Seeing that students had formed a habit of mounting the dump for the sheer fun of it, the miscreants had decided to make quick money from the spot, charging each user of the ‘facility’ N150. On the fateful day, however, large number of students around the dump gave them further ideas: they increased their illegal fees to N500. But the victim insisted on paying the old rate and, brooking no dissidence, they were said to have mobilised against him, calling for reinforcements among certain youths in the community. The outcome was fatal.

Reacting to the incident, the Public Relations Officer of the NDU, Mr Ndoni Igezi, described it as unfortunate, stating that police were already on top of the situation. He said that the owner of the sand dump located at the end of the community did not charge any fees on it, but certain youths in the community had monetised it.

This story certainly illustrates the criminal proclivity of jobless and criminally minded youths with a patently defective upbringing. It is galling that the suspects in this story not only monetised private property with which they had no proprietary relationship but also indiscriminately increased their levies without any challenge whatsoever. Now, because of their criminal action, the relationship between students of the NDU, located at the Wilberforce Island axis of the Amasoma community, and their hosts has become strained. It is saddening that the miscreants, who should have been stopped in their tracks by members of the community acting in conjunction with law enforcement, particularly as the owner of the site in question had not authorised them to collect any levies on his behalf, were allowed to carry out criminal activities until they eventually caused the loss of an innocent life, putting his family and friends in deep anguish. That demonstrates clearly that crime festers when the perpetrators face no consequences whatsoever. The community and the authorities should not have allowed the miscreants to turn that place into a money collection site. At any rate, they should have stopped the practice once they discovered it. The practice is eerily similar to the Omo Onile criminality in the South-West, defined by the activities of miscreants forcing people building homes to pay all kinds of illegal fees or face death or grievous injury. The Omo Onile are part of the criminals presiding over the ungoverned spaces in the country.

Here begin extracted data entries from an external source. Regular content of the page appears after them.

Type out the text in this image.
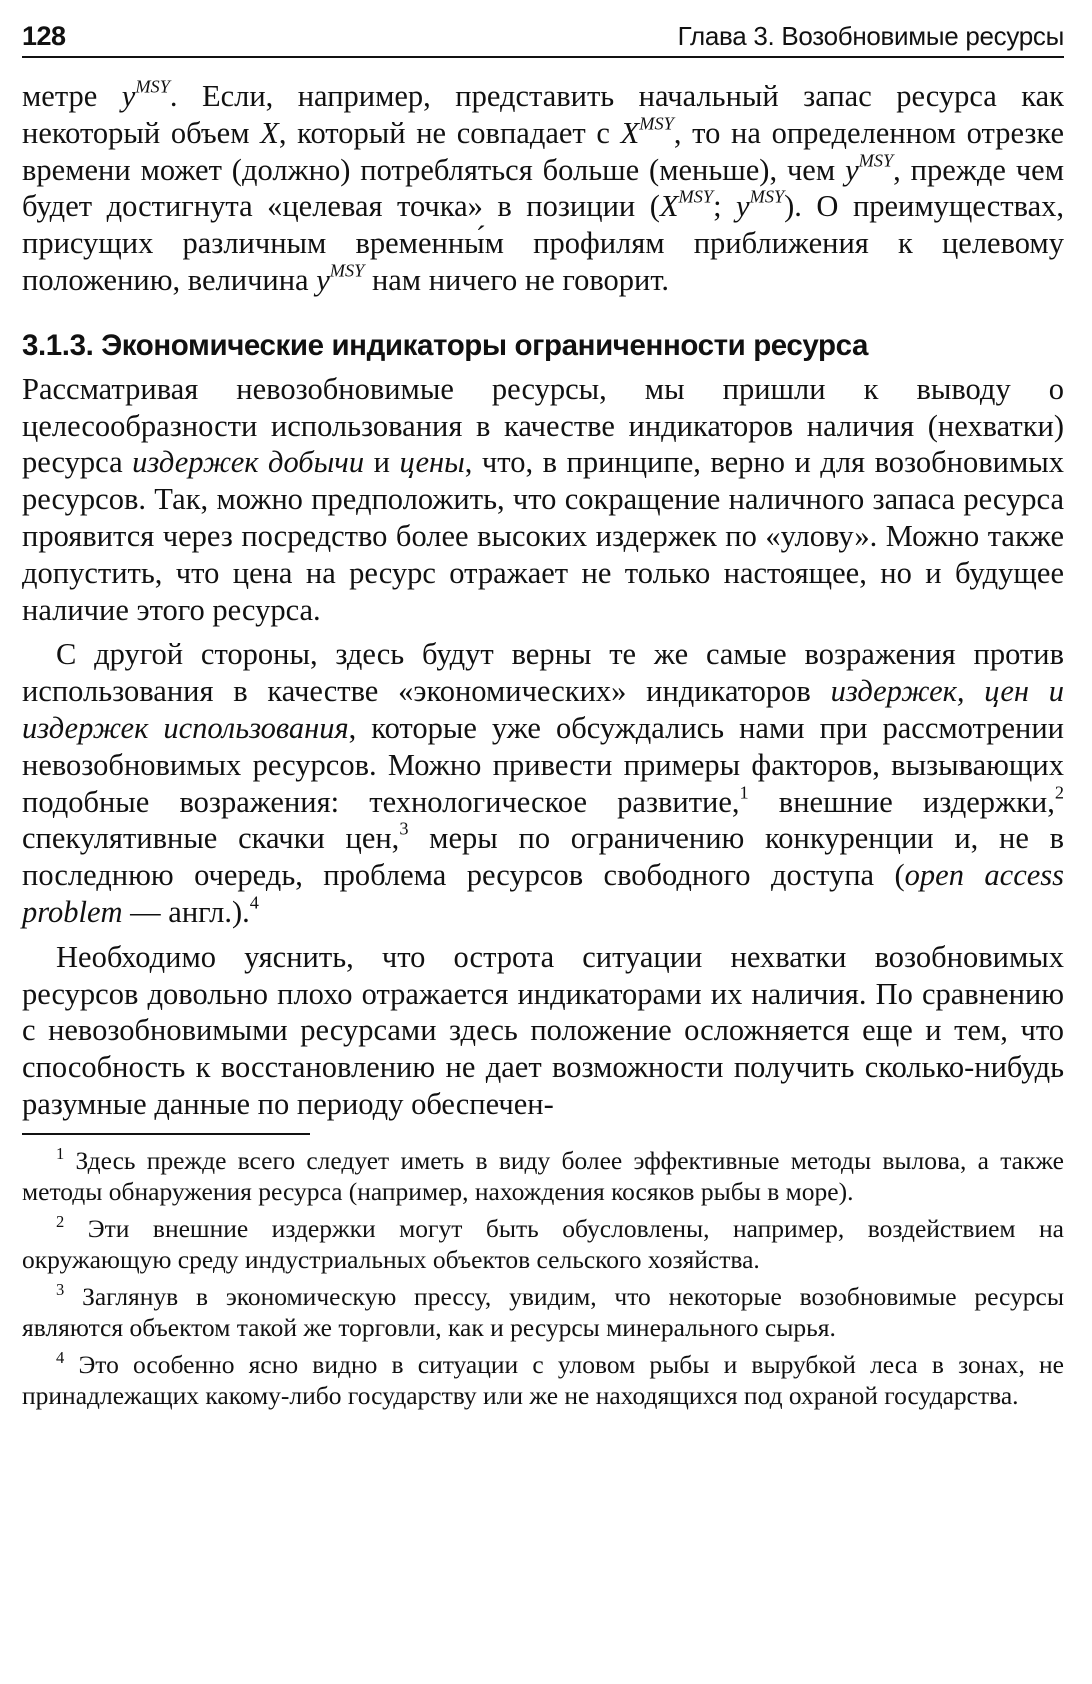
128	Глава 3. Возобновимые ресурсы

метре $y^{MSY}$. Если, например, представить начальный запас ресурса как некоторый объем X, который не совпадает с $X^{MSY}$, то на определенном отрезке времени может (должно) потребляться больше (меньше), чем $y^{MSY}$, прежде чем будет достигнута «целевая точка» в позиции ($X^{MSY}$; $y^{MSY}$). О преимуществах, присущих различным временны́м профилям приближения к целевому положению, величина $y^{MSY}$ нам ничего не говорит.

3.1.3. Экономические индикаторы ограниченности ресурса

Рассматривая невозобновимые ресурсы, мы пришли к выводу о целесообразности использования в качестве индикаторов наличия (нехватки) ресурса издержек добычи и цены, что, в принципе, верно и для возобновимых ресурсов. Так, можно предположить, что сокращение наличного запаса ресурса проявится через посредство более высоких издержек по «улову». Можно также допустить, что цена на ресурс отражает не только настоящее, но и будущее наличие этого ресурса.

С другой стороны, здесь будут верны те же самые возражения против использования в качестве «экономических» индикаторов издержек, цен и издержек использования, которые уже обсуждались нами при рассмотрении невозобновимых ресурсов. Можно привести примеры факторов, вызывающих подобные возражения: технологическое развитие,$^1$ внешние издержки,$^2$ спекулятивные скачки цен,$^3$ меры по ограничению конкуренции и, не в последнюю очередь, проблема ресурсов свободного доступа (open access problem — англ.).$^4$

Необходимо уяснить, что острота ситуации нехватки возобновимых ресурсов довольно плохо отражается индикаторами их наличия. По сравнению с невозобновимыми ресурсами здесь положение осложняется еще и тем, что способность к восстановлению не дает возможности получить сколько-нибудь разумные данные по периоду обеспечен-

$^1$ Здесь прежде всего следует иметь в виду более эффективные методы вылова, а также методы обнаружения ресурса (например, нахождения косяков рыбы в море).

$^2$ Эти внешние издержки могут быть обусловлены, например, воздействием на окружающую среду индустриальных объектов сельского хозяйства.

$^3$ Заглянув в экономическую прессу, увидим, что некоторые возобновимые ресурсы являются объектом такой же торговли, как и ресурсы минерального сырья.

$^4$ Это особенно ясно видно в ситуации с уловом рыбы и вырубкой леса в зонах, не принадлежащих какому-либо государству или же не находящихся под охраной государства.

Assuming but not conceding that the slain student had indeed breached a code, was mob action the reasonable step to take? How could a promising youth be cut down in cold blood through such an extreme version of jungle justice?  How could anyone simply decide to beat and kill a person for not agreeing to pay an illegal levy on a recreational site? What were they expecting to happen to them after committing murder?  Indeed, what has life become in Nigeria with nobody caring a hoot about snuffing life out of others for no reason at all? What value and respect do people have for the authorities if they could decide to act with such reckless abandon as to kill others without expecting any consequences?

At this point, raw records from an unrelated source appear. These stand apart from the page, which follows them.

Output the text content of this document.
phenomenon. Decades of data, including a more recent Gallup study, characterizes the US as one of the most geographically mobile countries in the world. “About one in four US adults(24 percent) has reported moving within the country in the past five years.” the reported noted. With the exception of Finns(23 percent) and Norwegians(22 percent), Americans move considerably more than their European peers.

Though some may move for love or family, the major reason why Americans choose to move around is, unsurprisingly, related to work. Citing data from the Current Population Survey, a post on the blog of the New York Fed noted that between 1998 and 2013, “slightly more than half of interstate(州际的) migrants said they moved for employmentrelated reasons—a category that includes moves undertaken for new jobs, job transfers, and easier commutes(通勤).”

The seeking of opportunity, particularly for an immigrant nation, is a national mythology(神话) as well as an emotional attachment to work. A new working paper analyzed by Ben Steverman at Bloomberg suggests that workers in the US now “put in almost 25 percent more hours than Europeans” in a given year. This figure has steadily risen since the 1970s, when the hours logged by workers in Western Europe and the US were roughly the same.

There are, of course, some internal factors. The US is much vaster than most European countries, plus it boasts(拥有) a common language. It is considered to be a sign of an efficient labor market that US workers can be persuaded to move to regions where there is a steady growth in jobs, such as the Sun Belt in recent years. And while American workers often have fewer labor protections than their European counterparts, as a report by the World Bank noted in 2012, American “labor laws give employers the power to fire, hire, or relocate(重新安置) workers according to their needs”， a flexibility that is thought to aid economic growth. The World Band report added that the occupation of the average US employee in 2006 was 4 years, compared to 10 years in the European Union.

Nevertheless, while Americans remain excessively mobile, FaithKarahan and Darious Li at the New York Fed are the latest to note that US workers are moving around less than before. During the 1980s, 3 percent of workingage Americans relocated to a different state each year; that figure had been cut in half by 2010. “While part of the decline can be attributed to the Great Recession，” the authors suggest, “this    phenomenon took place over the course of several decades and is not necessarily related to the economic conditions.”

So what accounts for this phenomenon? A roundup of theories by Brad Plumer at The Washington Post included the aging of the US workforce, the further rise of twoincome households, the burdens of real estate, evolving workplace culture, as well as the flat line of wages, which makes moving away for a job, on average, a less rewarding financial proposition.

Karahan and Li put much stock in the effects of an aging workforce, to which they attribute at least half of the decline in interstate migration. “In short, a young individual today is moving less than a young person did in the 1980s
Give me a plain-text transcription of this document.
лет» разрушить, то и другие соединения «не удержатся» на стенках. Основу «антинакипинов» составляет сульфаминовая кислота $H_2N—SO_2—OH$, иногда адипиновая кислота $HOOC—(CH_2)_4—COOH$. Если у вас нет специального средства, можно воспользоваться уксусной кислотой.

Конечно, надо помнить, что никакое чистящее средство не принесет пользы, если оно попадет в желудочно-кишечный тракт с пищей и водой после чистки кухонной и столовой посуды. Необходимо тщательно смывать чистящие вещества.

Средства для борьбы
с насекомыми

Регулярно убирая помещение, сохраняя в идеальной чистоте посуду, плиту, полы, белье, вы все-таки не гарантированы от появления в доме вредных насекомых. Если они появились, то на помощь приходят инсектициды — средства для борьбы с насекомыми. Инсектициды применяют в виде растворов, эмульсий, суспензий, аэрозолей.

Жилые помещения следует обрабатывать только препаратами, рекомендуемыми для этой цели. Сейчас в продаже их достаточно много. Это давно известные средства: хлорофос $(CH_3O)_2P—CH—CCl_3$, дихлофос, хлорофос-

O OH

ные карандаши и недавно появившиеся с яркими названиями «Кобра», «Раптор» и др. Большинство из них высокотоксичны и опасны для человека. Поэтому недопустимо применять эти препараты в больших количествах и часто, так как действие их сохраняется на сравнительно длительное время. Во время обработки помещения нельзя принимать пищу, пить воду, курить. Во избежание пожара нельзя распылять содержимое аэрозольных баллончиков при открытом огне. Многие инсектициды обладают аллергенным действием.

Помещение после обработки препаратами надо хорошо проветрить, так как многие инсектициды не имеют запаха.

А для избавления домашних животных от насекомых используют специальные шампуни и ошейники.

These and other questions will continue to come up as the society grapples with the gradual descent into anarchy. Increasingly, nobody respects the available structures of order due to the incompetence and corruption that have pervaded the social order for quite some time in the country. The police must fish out the perpetrators. Murder is not justified under any guise. The police should redeem the situation by treating the current case with diligence and ensuring the apprehension of all those involved in the brutal killing of the hapless victim. Perhaps seeing a viable sign of the good work of the police in this particular case could help to ginger renewed public interest and confidence in them as the country strives to restore a semblance of real and functional order.